Sunday, April 01, 2012

For the Overwhelmed Mama

This morning when my mind wandered during church I found myself thinking about all the 'wrong things' I was doing as a Mama. I was tired after a weekend where my husband has worked three consecutive 14-18 hour days. I adore my children, but this gig can be tough. I was a prime target for the Enemy to get into my head and start his jabbering.

For me it has sounded something like this in the last 24 hours:
You are a hypocrite. You write about how much you love your children, but that tone you just used...it certainly wasn't very loving.
And your heart attitude? Well, what would people think if they could see how that looks sometimes? You should be ashamed of yourself. Why aren't you playing with them more, reading to them more? You should at least be more patient!
You can't do this, you know. I know you are trying. But that's the problem, you are trying and yet you are still missing it on so many fronts. Did you hear how your child talked back to you this morning? He is totally going to rebel.
And, by the way, why are you having such a pity party? Your husband is the one handing out difficult diagnoses, under unbelievable stress and working so hard. You have it made in comparison.

And on and on it goes in my heart & mind if I let it.

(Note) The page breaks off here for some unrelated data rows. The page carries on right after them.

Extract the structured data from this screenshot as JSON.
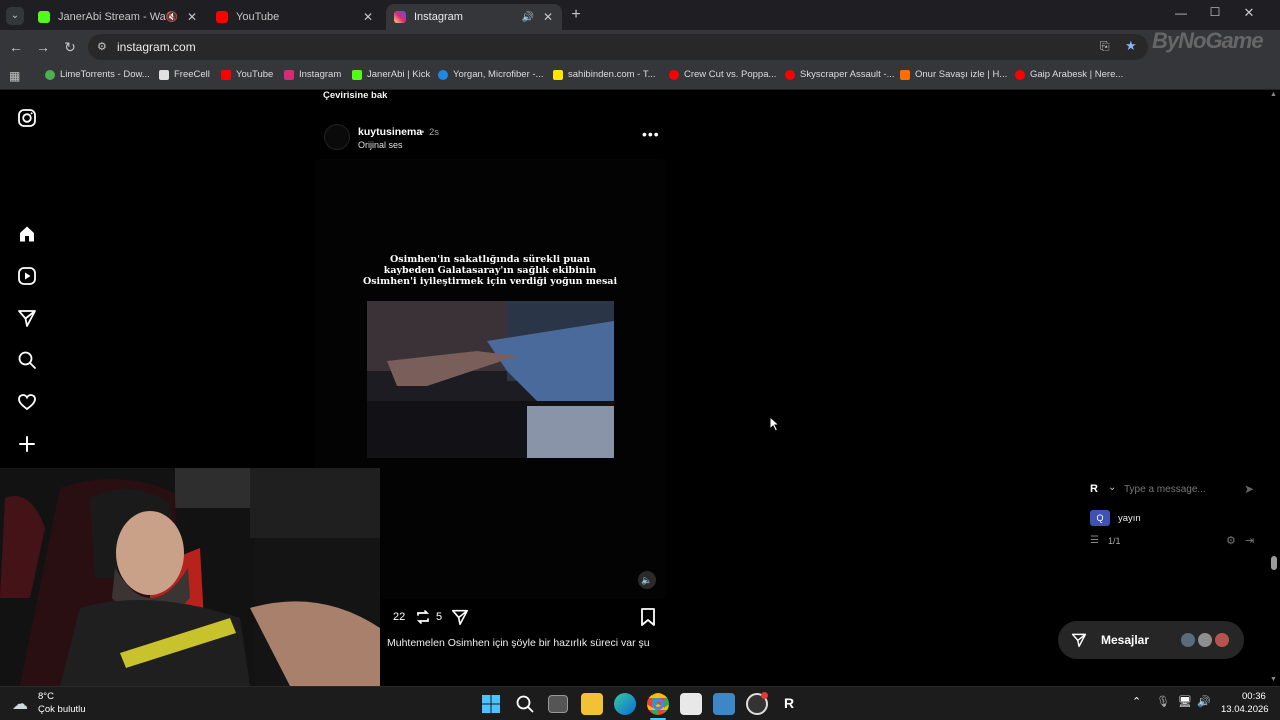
{
  "browser": {
    "tabs": [
      {
        "title": "JanerAbi Stream - Watch Live",
        "favicon_color": "#53fc18",
        "active": false
      },
      {
        "title": "YouTube",
        "favicon_color": "#ff0000",
        "active": false
      },
      {
        "title": "Instagram",
        "favicon_color": "#d62976",
        "active": true
      }
    ],
    "new_tab_label": "+",
    "url": "instagram.com",
    "bookmarks": [
      {
        "label": "LimeTorrents - Dow...",
        "color": "#4caf50"
      },
      {
        "label": "FreeCell",
        "color": "#e0e0e0"
      },
      {
        "label": "YouTube",
        "color": "#ff0000"
      },
      {
        "label": "Instagram",
        "color": "#d62976"
      },
      {
        "label": "JanerAbi | Kick",
        "color": "#53fc18"
      },
      {
        "label": "Yorgan, Microfiber -...",
        "color": "#1e88e5"
      },
      {
        "label": "sahibinden.com - T...",
        "color": "#ffe600"
      },
      {
        "label": "Crew Cut vs. Poppa...",
        "color": "#ff0000"
      },
      {
        "label": "Skyscraper Assault -...",
        "color": "#ff0000"
      },
      {
        "label": "Onur Savaşı izle | H...",
        "color": "#ff6f00"
      },
      {
        "label": "Gaip Arabesk | Nere...",
        "color": "#ff0000"
      }
    ],
    "watermark": "ByNoGame"
  },
  "post": {
    "translate_link": "Çevirisine bak",
    "username": "kuytusinema",
    "time": "2s",
    "audio": "Orijinal ses",
    "reel_caption": [
      "Osimhen'in sakatlığında sürekli puan",
      "kaybeden Galatasaray'ın sağlık ekibinin",
      "Osimhen'i iyileştirmek için verdiği yoğun mesai"
    ],
    "likes": "22",
    "reposts": "5",
    "description": "Muhtemelen Osimhen için şöyle bir hazırlık süreci var şu"
  },
  "chat_widget": {
    "input_placeholder": "Type a message...",
    "user_initial": "R",
    "entry_label": "yayın",
    "page_count": "1/1"
  },
  "messages_button": {
    "label": "Mesajlar"
  },
  "taskbar": {
    "weather_temp": "8°C",
    "weather_desc": "Çok bulutlu",
    "time": "00:36",
    "date": "13.04.2026",
    "app_letter": "R"
  }
}
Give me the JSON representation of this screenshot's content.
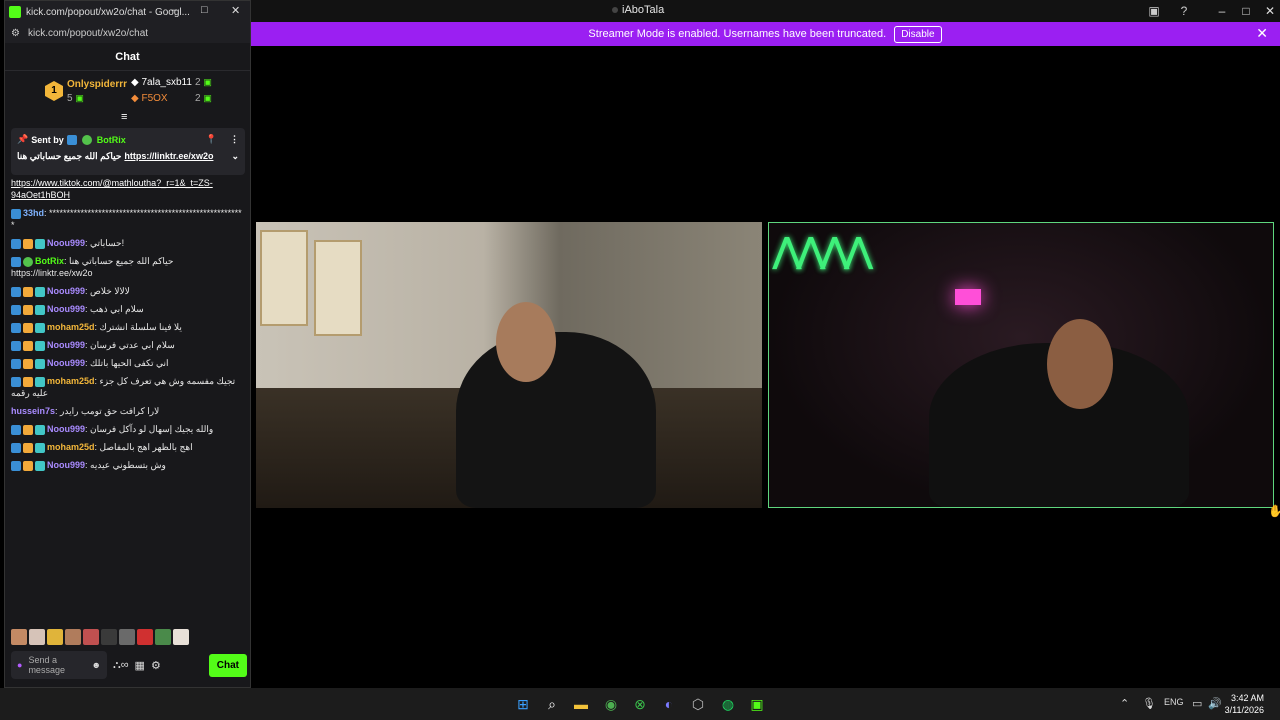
{
  "main_window": {
    "title": "iAboTala",
    "min_icon": "minimize-icon",
    "max_icon": "maximize-icon",
    "close_icon": "close-icon"
  },
  "banner": {
    "text": "Streamer Mode is enabled. Usernames have been truncated.",
    "button_label": "Disable",
    "close_glyph": "✕",
    "color": "#9b1ff2"
  },
  "chat_window": {
    "title": "kick.com/popout/xw2o/chat - Googl...",
    "url": "kick.com/popout/xw2o/chat",
    "header": "Chat",
    "leaders": {
      "first": {
        "rank": "1",
        "name": "Onlyspiderrr",
        "count": "5"
      },
      "second": {
        "name": "7ala_sxb11",
        "count": "2"
      },
      "third": {
        "name": "F5OX",
        "count": "2"
      }
    },
    "pinned": {
      "sent_by": "Sent by",
      "sender": "BotRix",
      "text": "حياكم الله جميع حساباتي هنا",
      "link": "https://linktr.ee/xw2o"
    },
    "messages": [
      {
        "user": "",
        "text": "https://www.tiktok.com/@mathloutha?_r=1&_t=ZS-94aOet1hBOH"
      },
      {
        "user": "33hd",
        "text": "********************************************************"
      },
      {
        "user": "Noou999",
        "text": "حساباتي!"
      },
      {
        "user": "BotRix",
        "text": "حياكم الله جميع حساباتي هنا https://linktr.ee/xw2o"
      },
      {
        "user": "Noou999",
        "text": "لالالا خلاص"
      },
      {
        "user": "Noou999",
        "text": "سلام ابي ذهب"
      },
      {
        "user": "moham25d",
        "text": "يلا فينا سلسلة انشترك"
      },
      {
        "user": "Noou999",
        "text": "سلام ابي عدتي فرسان"
      },
      {
        "user": "Noou999",
        "text": "اني تكفى الحيها باتلك"
      },
      {
        "user": "moham25d",
        "text": "تجيك مفسمه وش هي تعرف كل جزء عليه رقمه"
      },
      {
        "user": "hussein7s",
        "text": "لارا كرافت حق تومب رايدر"
      },
      {
        "user": "Noou999",
        "text": "والله يجيك إسهال لو دآكل فرسان"
      },
      {
        "user": "moham25d",
        "text": "اهج بالظهر اهج بالمفاصل"
      },
      {
        "user": "Noou999",
        "text": "وش بتسطوني عيديه"
      }
    ],
    "input_placeholder": "Send a message",
    "chat_button": "Chat"
  },
  "taskbar": {
    "lang": "ENG",
    "time": "3:42 AM",
    "date": "3/11/2026"
  }
}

I want to please God. I want to do well with what He has entrusted me. I get how important of a job it is to be a wife to a busy man and Mommy to three little souls. But I am just one girl in this big world...and I get tired.

And what I ADORE about my Savior is that He knows that. So, when I showed up to church as a single Mama this morning He met me there. He spoke to my heart. He reminded me that those were LIES from the Enemy that I was allowing to take root in my heart.

I am fallible. I am weak. I am selfish and impatient sometimes...but I am a child of God. He lives in me. I have the gift of His Holy Spirit and when I call for Him and ask Him to help me raise these little souls for Him---He will not turn away. He WILL listen and respond.

'You're my servant, serving on my side.
I've picked you. I haven't dropped you.'
Don't panic. I'm with you.
There's no need to fear for I'm your God.
I'll give you strength. I'll help you.
I'll hold you steady, keep a firm grip on you.
Isaiah 41: 9b-10 The Message

I love that God doesn't promise our perfection when following Him--only His presence. And when I mess up, it is to His Glory. He can and will use it to teach them that ALL have sinned and fallen short of the glory of God.

He loves these children & He loves me (and you) as His child.

If you don't know what you're doing, pray to the Father. He loves to help. You'll get his help, and won't be condescended to when you ask for it. Ask boldly, believingly, without a second thought. James 1:5-6 The Message

If I could just learn to lean into HIM and trust HIM. Oh, the peace it would bring.

8 comments:

KIMBO said...

Thank you so much for this post...spoke directly to this mama's heart. I so enjoy your blog...never comment, but want to thank you for so openly sharing your heart, and journey. I am a mom of twin boys (almost 18, seniors in high school...) and a girl (10 yrs old). There are many times things you have written have ministered to me. Although I don't think it is necessarily your primary reason for blogging, God is using your gift, and heart. Many, many thanks.
Kimberly from Alabama

Meg said...

I arrived here through someone else's blog. I'm sure it didn't happen by chance, but a divine appointment rather. I was brought to tears by this post, my heart knowing that feeling all to well. The enemy lies to me about these very things as often as I will allow it. I really needed this today. You absolutely encouraged my heart and turned my eyes toward the one who loves me (and my children) the most, and who holds us all in the palm of his nail scarred hands. Thank for sharing, for being a light. :)

Lindsay said...

Thank you for this post. As a stay-at-home mama of 2 under 2, I get stressed and overwhelmed at least 100 times a day. When that happens, I always try my best to stop, take a breathe, and remember that God blessed me with these two precious babies. Yes it's tough, but also an incredible joy to be called "Mama".

Jawan said...

You had my full attention at your sinful thought of "He's totally going to rebel".....I have to fight that doubt constantly with the gospel. So thankful that God will still do his will in spite of me and my many weaknesses.

Jani said...

Great Post! I had to share on my FB page as I know so many moms feel the same way. It's good to have it all put in perspective.

Blair said...

I so adore your blog and your outlook on life. I too had a week like this with my husband gone for a work retreat, then a busy weekend solo while he entertained friends. Up next is a call weekend. I was starting to have a pity party, but had the same thoughts as you, "His workload is 100 times more stressful and complicated than mine."

Thank you for this post...and for the past three or four posts. They have all hit home with me and helped me during a difficult week.

Jan said...

I cannot thank you enough for this post. I needed to hear it. I often feel God speaks to me through your blog, and that definitely happened with this post.

Julie said...

I am behind on blog reading, but my timing for reading this post is absolutely perfect. I love the verse you shared from Isiah. I think I need to memorize that and hopefully will recall it when I hear those LIES pop into my head. Thank you for sharing!